Berm Removal. I have heard that others oppose this. Kevin’s remarks make sense to me. I would like to know the reason(s) why others prefer to keep them in place.
ADA Accessibility. In conversation with Sharon Godfrey, recently tasked with oversight of the Lynnhaven Boat Launch and Beach Facility, we discussed the fact that the LBR (1) has ADA accessibility in place (2) is in possession of a beach wheelchair which would function quite well on soft trails (3) the LBR abuts the PHP acreage.
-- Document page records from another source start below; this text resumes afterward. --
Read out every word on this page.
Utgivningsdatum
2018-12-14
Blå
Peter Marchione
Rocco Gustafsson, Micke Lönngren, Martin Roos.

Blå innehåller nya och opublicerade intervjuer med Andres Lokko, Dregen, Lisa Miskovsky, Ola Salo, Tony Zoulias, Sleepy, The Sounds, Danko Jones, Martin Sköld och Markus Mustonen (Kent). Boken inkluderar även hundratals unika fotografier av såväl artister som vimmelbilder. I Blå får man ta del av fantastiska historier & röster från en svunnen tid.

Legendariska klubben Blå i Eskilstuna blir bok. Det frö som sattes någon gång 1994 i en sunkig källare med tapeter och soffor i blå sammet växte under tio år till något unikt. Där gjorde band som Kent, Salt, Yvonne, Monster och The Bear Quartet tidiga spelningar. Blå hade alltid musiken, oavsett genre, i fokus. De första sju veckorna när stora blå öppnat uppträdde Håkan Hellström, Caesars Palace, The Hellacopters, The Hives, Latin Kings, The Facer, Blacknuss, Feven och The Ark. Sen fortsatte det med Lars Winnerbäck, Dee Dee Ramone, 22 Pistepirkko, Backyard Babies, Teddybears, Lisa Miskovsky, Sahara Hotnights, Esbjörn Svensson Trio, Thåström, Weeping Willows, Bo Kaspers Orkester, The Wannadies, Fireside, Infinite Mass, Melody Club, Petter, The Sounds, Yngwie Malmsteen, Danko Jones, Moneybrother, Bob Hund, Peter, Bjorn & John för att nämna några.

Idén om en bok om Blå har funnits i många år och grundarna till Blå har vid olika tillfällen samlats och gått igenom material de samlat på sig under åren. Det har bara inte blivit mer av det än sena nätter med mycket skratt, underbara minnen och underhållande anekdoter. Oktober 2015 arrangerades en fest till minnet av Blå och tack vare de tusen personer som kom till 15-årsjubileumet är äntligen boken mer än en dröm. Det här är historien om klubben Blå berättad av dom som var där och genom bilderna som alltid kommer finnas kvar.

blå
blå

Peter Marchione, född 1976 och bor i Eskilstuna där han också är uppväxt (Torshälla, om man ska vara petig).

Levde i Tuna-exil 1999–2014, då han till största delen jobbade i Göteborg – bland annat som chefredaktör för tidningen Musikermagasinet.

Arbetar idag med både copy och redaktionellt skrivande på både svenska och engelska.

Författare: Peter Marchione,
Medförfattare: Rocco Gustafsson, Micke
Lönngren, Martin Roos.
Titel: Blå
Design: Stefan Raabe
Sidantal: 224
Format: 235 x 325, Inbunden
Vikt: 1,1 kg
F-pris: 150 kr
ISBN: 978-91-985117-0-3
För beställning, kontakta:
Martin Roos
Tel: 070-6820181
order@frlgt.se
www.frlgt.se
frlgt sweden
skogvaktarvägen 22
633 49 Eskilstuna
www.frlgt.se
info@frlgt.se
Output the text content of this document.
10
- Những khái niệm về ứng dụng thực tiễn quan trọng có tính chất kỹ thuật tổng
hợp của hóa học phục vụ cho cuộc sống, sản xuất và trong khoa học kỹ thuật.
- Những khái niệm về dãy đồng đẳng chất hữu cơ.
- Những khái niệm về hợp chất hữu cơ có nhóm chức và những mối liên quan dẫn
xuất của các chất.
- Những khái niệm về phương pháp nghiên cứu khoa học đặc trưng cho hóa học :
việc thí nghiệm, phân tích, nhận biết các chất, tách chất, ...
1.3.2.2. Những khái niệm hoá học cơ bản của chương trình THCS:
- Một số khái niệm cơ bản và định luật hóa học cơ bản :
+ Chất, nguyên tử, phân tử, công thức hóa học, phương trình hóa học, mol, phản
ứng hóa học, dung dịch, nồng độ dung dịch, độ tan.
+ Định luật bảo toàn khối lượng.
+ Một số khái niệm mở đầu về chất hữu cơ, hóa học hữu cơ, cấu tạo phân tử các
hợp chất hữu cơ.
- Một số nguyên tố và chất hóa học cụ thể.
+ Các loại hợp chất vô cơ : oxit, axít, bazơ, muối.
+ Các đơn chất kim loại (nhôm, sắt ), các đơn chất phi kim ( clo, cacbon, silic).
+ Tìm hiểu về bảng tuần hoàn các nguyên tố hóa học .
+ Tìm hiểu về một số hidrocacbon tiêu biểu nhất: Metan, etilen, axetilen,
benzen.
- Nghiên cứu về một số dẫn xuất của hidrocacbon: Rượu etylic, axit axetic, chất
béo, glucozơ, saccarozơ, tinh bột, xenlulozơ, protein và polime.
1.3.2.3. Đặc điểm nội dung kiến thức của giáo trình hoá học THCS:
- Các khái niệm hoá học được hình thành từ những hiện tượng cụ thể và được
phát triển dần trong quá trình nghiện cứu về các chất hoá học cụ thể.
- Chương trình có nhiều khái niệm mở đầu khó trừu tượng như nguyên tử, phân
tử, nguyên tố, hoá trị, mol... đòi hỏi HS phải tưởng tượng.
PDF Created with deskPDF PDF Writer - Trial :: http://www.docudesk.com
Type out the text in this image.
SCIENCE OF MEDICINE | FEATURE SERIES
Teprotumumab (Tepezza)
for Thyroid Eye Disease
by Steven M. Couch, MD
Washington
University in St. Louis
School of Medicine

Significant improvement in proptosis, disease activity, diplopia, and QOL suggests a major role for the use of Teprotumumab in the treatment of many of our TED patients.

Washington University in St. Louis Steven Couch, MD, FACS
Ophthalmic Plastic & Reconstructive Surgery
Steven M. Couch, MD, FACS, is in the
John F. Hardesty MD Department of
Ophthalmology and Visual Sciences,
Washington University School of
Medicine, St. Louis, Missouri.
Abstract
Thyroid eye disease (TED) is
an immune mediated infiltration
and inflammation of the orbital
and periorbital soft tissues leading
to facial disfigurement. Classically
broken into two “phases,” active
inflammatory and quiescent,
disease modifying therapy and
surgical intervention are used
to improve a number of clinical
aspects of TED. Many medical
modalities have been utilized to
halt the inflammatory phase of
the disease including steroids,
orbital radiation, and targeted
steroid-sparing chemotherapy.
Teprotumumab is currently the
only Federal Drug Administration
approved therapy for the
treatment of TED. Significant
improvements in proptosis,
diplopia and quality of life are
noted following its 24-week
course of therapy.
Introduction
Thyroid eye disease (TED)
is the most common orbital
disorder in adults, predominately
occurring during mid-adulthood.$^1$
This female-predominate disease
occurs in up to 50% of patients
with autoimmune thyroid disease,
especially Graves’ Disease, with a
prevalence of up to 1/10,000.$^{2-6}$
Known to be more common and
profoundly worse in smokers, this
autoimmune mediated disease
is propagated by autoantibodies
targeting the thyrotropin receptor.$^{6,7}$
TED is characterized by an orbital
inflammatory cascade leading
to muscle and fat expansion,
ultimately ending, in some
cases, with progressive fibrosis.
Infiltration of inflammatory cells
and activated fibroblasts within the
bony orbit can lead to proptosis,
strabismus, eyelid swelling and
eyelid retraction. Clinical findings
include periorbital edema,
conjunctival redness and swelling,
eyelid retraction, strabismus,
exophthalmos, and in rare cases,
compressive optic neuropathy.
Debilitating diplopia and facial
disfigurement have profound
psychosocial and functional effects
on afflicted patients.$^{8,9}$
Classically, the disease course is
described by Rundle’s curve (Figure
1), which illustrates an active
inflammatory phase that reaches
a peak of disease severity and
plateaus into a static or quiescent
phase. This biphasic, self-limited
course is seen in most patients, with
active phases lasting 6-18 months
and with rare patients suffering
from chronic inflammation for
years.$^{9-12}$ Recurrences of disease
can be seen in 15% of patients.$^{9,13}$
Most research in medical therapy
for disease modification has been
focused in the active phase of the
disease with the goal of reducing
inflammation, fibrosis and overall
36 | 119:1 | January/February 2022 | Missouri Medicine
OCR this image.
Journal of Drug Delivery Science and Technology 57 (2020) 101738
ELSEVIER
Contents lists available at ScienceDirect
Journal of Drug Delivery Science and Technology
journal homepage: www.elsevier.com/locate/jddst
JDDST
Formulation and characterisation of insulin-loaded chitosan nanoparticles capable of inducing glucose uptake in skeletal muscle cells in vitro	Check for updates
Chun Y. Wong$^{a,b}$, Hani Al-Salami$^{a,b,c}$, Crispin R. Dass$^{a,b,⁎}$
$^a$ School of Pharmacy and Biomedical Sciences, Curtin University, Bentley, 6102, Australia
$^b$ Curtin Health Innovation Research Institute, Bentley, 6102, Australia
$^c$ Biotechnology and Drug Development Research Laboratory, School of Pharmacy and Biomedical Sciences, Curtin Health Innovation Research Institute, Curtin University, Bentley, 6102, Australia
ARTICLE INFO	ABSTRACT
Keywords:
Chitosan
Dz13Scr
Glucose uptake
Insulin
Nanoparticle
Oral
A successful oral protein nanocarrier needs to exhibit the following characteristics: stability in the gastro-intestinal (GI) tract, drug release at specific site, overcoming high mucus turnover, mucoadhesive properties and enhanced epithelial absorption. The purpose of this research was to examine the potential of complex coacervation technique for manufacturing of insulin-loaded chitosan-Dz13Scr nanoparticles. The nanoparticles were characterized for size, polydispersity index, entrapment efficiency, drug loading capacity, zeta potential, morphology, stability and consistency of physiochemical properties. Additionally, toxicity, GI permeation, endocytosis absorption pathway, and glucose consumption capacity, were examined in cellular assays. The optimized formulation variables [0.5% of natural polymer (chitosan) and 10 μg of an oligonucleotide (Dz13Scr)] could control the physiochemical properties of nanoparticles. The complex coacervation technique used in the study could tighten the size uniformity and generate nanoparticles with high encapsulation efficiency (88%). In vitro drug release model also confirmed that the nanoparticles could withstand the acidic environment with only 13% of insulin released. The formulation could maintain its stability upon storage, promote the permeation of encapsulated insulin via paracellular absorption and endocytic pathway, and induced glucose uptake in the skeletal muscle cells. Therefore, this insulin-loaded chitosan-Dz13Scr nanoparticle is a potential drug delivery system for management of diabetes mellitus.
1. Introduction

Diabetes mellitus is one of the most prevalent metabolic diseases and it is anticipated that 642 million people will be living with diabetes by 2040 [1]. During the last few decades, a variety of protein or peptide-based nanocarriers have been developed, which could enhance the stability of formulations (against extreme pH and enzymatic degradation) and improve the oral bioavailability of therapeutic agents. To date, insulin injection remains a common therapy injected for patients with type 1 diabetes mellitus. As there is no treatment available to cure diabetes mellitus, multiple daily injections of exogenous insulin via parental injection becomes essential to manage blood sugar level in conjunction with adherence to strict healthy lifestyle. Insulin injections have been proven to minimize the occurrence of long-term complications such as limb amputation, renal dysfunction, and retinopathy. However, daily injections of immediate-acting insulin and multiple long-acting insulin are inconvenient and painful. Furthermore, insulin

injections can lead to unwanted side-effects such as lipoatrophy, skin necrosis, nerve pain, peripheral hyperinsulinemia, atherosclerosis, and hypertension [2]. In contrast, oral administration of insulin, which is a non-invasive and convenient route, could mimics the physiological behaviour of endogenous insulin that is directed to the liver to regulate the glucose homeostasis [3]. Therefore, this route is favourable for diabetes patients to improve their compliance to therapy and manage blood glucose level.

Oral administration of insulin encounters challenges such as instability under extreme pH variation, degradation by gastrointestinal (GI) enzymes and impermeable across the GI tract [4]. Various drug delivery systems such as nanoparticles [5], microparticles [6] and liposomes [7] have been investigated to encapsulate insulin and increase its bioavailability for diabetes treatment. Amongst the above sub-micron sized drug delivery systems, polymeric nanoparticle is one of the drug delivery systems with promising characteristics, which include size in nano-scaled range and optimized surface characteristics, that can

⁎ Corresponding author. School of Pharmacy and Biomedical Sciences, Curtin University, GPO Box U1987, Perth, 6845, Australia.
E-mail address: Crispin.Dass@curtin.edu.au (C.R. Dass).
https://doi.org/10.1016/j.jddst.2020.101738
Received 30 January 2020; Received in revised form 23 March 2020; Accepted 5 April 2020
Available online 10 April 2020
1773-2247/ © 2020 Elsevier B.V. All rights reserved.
It would seem to me that it would be desirable to utilize the amenities of LBR to service the PHP property. First, for the ADA factor. Second, since there are trash receptacles there, it could be argued that a “Pack in/Pack out” policy, like the one at First Landing State Park, could be employed. This would reduce the need for maintenance of scattered receptacles, although realistically, I expect some would be needed.
I am sure that when CBF comes up with their detailed site plan, they will also incorporate ADA features.
Canoe and Kayak Launch. Over the years, I have heard several complaints that the existing launch at LBR conflicts with the launch of motorized vessels. If indeed the LBR function was joined with that of PHP, the canoes and kayaks could access somewhere other than Crab Creek. In any case, the presentation on April 23, 2012, carried a map which indicated that CBF also plans a launch area for non-motorized vessels, in addition to the pier for their educational mission. Why could not this be a shared amenity? I agree with Kevin that the less intrusion, the better.
Which brings me to another point brought up in the Bayfront Advisory Committee meeting on May 17, 2012. Echoing Mr. Norris’ concern that we could end up “loving the place to death,” Chairman Kal Kassir noted that too much traffic could be detrimental to the primary goal of conservation. That would be foot traffic, boaters and fishermen. Whatever the City officials decide, I hope they keep that risk first and foremost in their minds.
This property has been abused for decades. Nature is a great healer, albeit a slow one. I am confident that we have experts on board who are wise enough to know when to intervene in repairing the degradation, without getting in the way of the natural order of things. My vision of perfection for PHP is maritime forest, marsh and weeds, with a bordering trail on some of the perimeter.
Restrictions to Access. Many, if not all City parks close at sundown, for reasons of public safety, no doubt. It would be a great shame to do so at PHP, but obviously some concessions must be made. Could it be closed at dusk during critical phases of fish, fowl and wildlife development, and open at others? How would the number of visitors be controlled to prevent disruption to habitat?